Oh man. Can I use that one with my next off-by-one mistake? (hey, I don’t make ’em much anymore but still…).

4 Comments

  1. Ralf says:

    By this time next week new viruses will be written using these 12 magic numbers, rendering them INVISIBLE to Excel! Somebody alert Homeland Security…

    I’m quite amazed this stuff doesn’t happen more often. Testing an app like Excel must be incredibly difficult.

  2. Darin says:

    I talked once with one of the guys on the VB6 testing team at a VBits.
    Damn, I would not want that job.
    But he was as gung ho as anyone I’ve ever met about what he did. Absolutely loved being hated by the development team.
    It takes all kinds!

  3. Ralf says:

    Testing is an art form. It’s easy to identify something as "broken". It’s hard to document how you did it in such a way that it’s reproduceable. The better testers can also suggest a possible fix. I’ve had relationships with good testers that bordered on dependency, and relationships with the bad ones that might have resulted in blood on the keyboard had we continued.

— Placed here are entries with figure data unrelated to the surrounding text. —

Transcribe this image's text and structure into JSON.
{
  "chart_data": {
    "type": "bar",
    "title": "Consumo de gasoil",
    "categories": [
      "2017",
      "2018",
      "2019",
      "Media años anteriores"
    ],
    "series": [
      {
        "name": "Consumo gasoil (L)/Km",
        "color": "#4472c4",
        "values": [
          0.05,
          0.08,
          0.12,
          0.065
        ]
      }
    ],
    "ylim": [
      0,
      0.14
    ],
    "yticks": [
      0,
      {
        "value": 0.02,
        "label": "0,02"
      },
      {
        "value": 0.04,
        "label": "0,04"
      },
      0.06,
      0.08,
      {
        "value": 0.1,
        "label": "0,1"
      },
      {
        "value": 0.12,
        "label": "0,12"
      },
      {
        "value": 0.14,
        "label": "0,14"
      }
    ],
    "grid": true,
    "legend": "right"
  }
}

    And that’s testing a "simple" application that collects data from the user and does something. I cannot conceive how testing a programming language would work.

    It’s a blind spot I am quite willing to live with.

  4. Darin says:

    I tend to liken testers to book editors.

    You certainly don’t want your authors to be editing their own work. And a good editor can make or break a book.

    Tough to find and not respected nearly enough.